When it comes to capturing pretty pictures, the background can help sell the story behind the photograph. I find a lot of inspiration for new destinations on platforms such as Pinterest and Instagram through photos with undeniably gorgeous backgrounds. As with any novel or play or film, the environment helps to share more than just the characters in it. Prior to my visit to Hong Kong, I already knew it would be a very photogenic city (my Apple TV screensavers kept reminding me of that daily), but there were 2 spots I deemed my favorite spots to capture Instagram worthy content. Keep reading to find out more about them.
Braemar Hill Peak
One of the easiest hikes in the entire city provides one of the best views of Hong Kong Island and Kowloon. Not far from popular Causeway Bay and just south of North Point, Braemar Hill is a heavily residential area with hiking trails through the hills and mountains. Most first-time visitors flock to Victoria Peak for the best overall view of the city, but since it is so overrun with tourists, I was eager to seek out a different, quieter vantage point. I found Braemar Hill via Instagram, and fell in love with the view from the Braemer Hill Peak. I knew from the moment I first laid eyes on the backdrop that this was the first place I wanted to shoot during my visit to Hong Kong. Once I reached this spot, I didn’t want to leave. This was my very first time viewing Hong Kong with my own two eyes and in person, and I couldn’t have picked a better peak to take my breath away.

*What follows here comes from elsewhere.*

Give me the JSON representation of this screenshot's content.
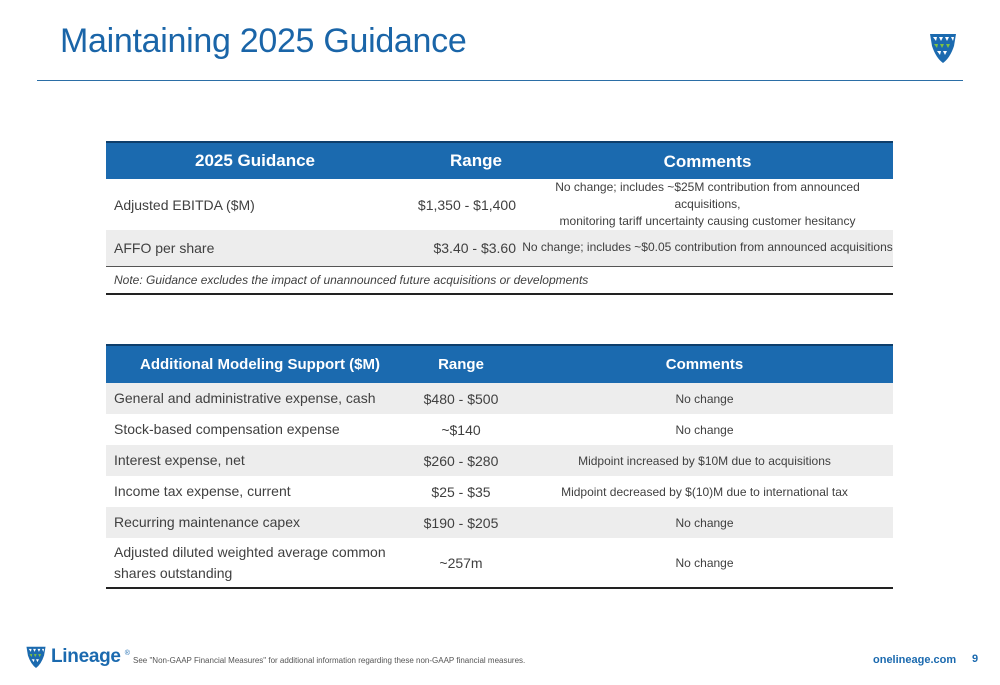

We took a taxi to the St. Joan of Arc Secondary School (we needed to show our driver our destination via Google Maps), but there’s also a bus from Causeway Bay that will take you across the street to the Braemar Hill Bus Terminus. Next to the school is a walkway that takes you to what looks like a never-ending set of stairs up the hill. Don’t worry, it’s not that bad. This section of the trail and the very end are the only arduous parts of the hike to Braemar Hill Peak. At the junction, follow the path to the right and keep following along path. You’ll pass streams and wind through trees and rocks, but the path is completely flat. After about 5-10 minutes depending on how fast of a walker you are (I’m from NYC… I only know how to power walk), you’ll come across trees on your right with red ribbons. Follow that skinny trail up the rocks. Hold on to the trees along the side for part of the climb, as it gets steep in some parts. Near the top, you’ll come across two rocks that look daunting but there’s a gap in between them to climb through. For the very end of the journey up to the peak, you will literally have to climb the rocks. They’re extremely sturdy, and once you reach the top it’s all completely worth it. We went at sunrise (which I highly recommend), but you could also visit at sunset, although the humidity can be a bit more difficult to endure later in the day than earlier in the day. I would not visit this spot in the middle of the day, especially in the summer, since the heat and harsh overhead lighting from the sun could potentially be troublesome for photo taking. (Don’t worry – when we captured our pics, we hiked up in workout gear before I slipped the gown on at the top.)
Sai Wan Swimming Shed
Another hidden gem for the best photo on Hong Kong Island is the Sai Wan Swimming Shed in Sai Wan. Unlike Braemer Hill, this spot doesn’t provide a view of the city, but it is a tranquil escape from the city that almost looks too fake to be real. Just like Braemar Hill, I found Sai Wan Swimming Shed on Instagram. There was something about the view of the water, as well as the fact that it’s been declared as the cleanest and safest water in Hong Kong to swim in. Upon our arrival, a group of elderly locals were taking full advantage of a good early morning swim and they were quite excited to see we had discovered their little haven. Most visitors come to Sai Wan Swimming Shed in the evening because this a prime viewing spot during sunset, but we went at 7 am when we knew there would be no one else fighting for a spot to take a picture. In fact, once the locals got out of the water, we were the only ones there.
For this spot, we took a taxi by showing our driver on Google Maps our destination of Sai Wan Swimming Shed. Our driver seemed to know where to go and drove us through the bustling streets of Hong Kong Island before we found ourselves winding up the hill through the trees. While it’s legal for a taxi to stop on the road outside the swimming shed gate, be prepared that it can be a busy road and drivers behind your car may not be too thrilled (as was the case with us). The entrance to Sai Wan Swimming Shed is a bit hidden, with a sign written in Cantonese as the gateway to the steep flight of stairs down the cliff. Keep following all the stairs you see all the way down until you come to a literal shed by the water. You’ll hear waves crashing and you may hear some locals chatting as they get ready to dip in the water for their daily swim. Be careful on the dock itself, as it is wet and can get slippery. But the picturesque spot is worth it.